1. Empty your fridge. 

When you’re out of milk and it’s time to make a trip to the grocery store, empty the fridge. I mean this literally. Take every single thing out of the refrigerator — leftovers, condiments, the cheese hiding in the back of the drawer. That jar of kimchi has been in there so long it’s basically invisible, but you’ll remember you have it when it’s sitting on the counter. 

2. Wipe down the shelves.

If you do this every time you need to grocery shop, it should be easy to wipe the shelves and it’ll take two minutes, tops. (For a deeper clean, you can even put them in the dishwasher.)

3. Make meals with what’s already in your fridge. 

Do not, I repeat, do not make “plans.” Make (easy!) meals right then and there using some of the items you’ve already pulled out of the fridge — no returning produce to the fridge allowed (but do put back the dairy, meat, and anything else that shouldn’t sit on the counter while you cook, of course). 

You can make whatever you like, but I’m a big fan of the just-add-rice method. I season and roast the veggies of last resort on a sheet pan, and pressure cook rice, boil pasta, or make quinoa. Then I mix my carb of choice with the roasted vegetables, fresh produce, whatever cheese I have on hand, and a quick dressing made with languishing herbs. You can throw some of that kimchi in there, too. 

Don’t like rice bowls? A breakfast strata is another great way to use up leftover veggies and bread. Speaking of bread — if you’re a baker, you have even more options. Now’s the time to make muffins with that almost-expired yogurt, scones with leftover fruit, or loaves of zucchini bread. Toss the baked goods in the freezer for a week or two of easy breakfast fare. 

4. Or give it away. 

Food insecurity is incredibly common. Buy Nothing groups and community fridges are great ways to offer your excess. If you don’t have access to organizations that accept homemade food, your neighbors or local retirement homes will probably be delighted if you hand them lunches for the week, just because. (I know I would be!)

5. Relax. (Seriously.)

You won’t need to cook for days. There’s nothing more satisfying than this feeling. Get ready to binge-watch Netflix, take that exercise class you’ve been wanting to try, or spend a little extra time outside. The time is yours!

6. Buy less. 

This sounds simple, but buying less is actually the hardest step in the process. Those peaches at the farmers market look so good, it’s easy to think you’ll eat an entire flat in no time at all. If you’re anything like me, you end the week with moldy peaches, wasted cash, and fruit flies

There are a few workarounds for this problem. To avoid overbuying, try ordering a weekly farm box instead of shopping at the market directly, or, similarly, preorder online for pick up at the grocery store. Plan for fewer meals than you think you need. There will be leftovers, there will be impromptu invites to dinner, there will be days you’re too tired to cook.

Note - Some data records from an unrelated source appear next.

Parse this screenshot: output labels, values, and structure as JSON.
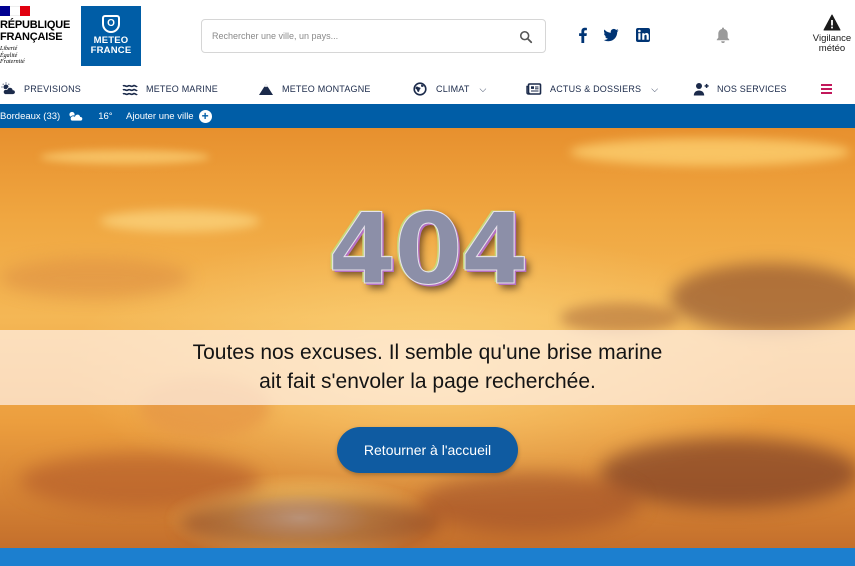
{
  "header": {
    "republic": {
      "title_lines": [
        "RÉPUBLIQUE",
        "FRANÇAISE"
      ],
      "motto_lines": [
        "Liberté",
        "Égalité",
        "Fraternité"
      ],
      "flag_colors": [
        "#000091",
        "#ffffff",
        "#e1000f"
      ]
    },
    "brand": {
      "lines": [
        "METEO",
        "FRANCE"
      ],
      "color": "#005da6",
      "emblem": "O"
    },
    "search": {
      "placeholder": "Rechercher une ville, un pays..."
    },
    "social": [
      "facebook-icon",
      "twitter-icon",
      "linkedin-icon"
    ],
    "notifications_icon": "bell-icon",
    "vigilance": {
      "lines": [
        "Vigilance",
        "météo"
      ]
    }
  },
  "nav": {
    "items": [
      {
        "label": "PREVISIONS",
        "icon": "cloud-sun-icon"
      },
      {
        "label": "METEO MARINE",
        "icon": "waves-icon"
      },
      {
        "label": "METEO MONTAGNE",
        "icon": "mountain-icon"
      },
      {
        "label": "CLIMAT",
        "icon": "globe-icon",
        "dropdown": true
      },
      {
        "label": "ACTUS & DOSSIERS",
        "icon": "newspaper-icon",
        "dropdown": true
      },
      {
        "label": "NOS SERVICES",
        "icon": "user-plus-icon"
      }
    ],
    "menu_icon": "hamburger-icon",
    "menu_color": "#c2185b"
  },
  "citybar": {
    "city": "Bordeaux (33)",
    "weather_icon": "partly-cloudy-icon",
    "temperature": "16°",
    "add_label": "Ajouter une ville",
    "background": "#005da6"
  },
  "error": {
    "code": "404",
    "message_lines": [
      "Toutes nos excuses. Il semble qu'une brise marine",
      "ait fait s'envoler la page recherchée."
    ],
    "button_label": "Retourner à l'accueil",
    "button_color": "#0f5ba1"
  }
}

You can always buy more, but you can never buy less.

7. Cut yourself some slack.

Before you say this sounds like way too much work, remember that this entire process can be completed in the time it would take you to throw out the wasted food, clean slimy spinach from your crisper drawer, drive to the grocery store, purchase replacement groceries, and return to unload. This way, you’re saving the planet and your budget, keeping the fridge clean, and you don’t even have to leave your home. “Slightly obsessive” or not, you can totally make this happen.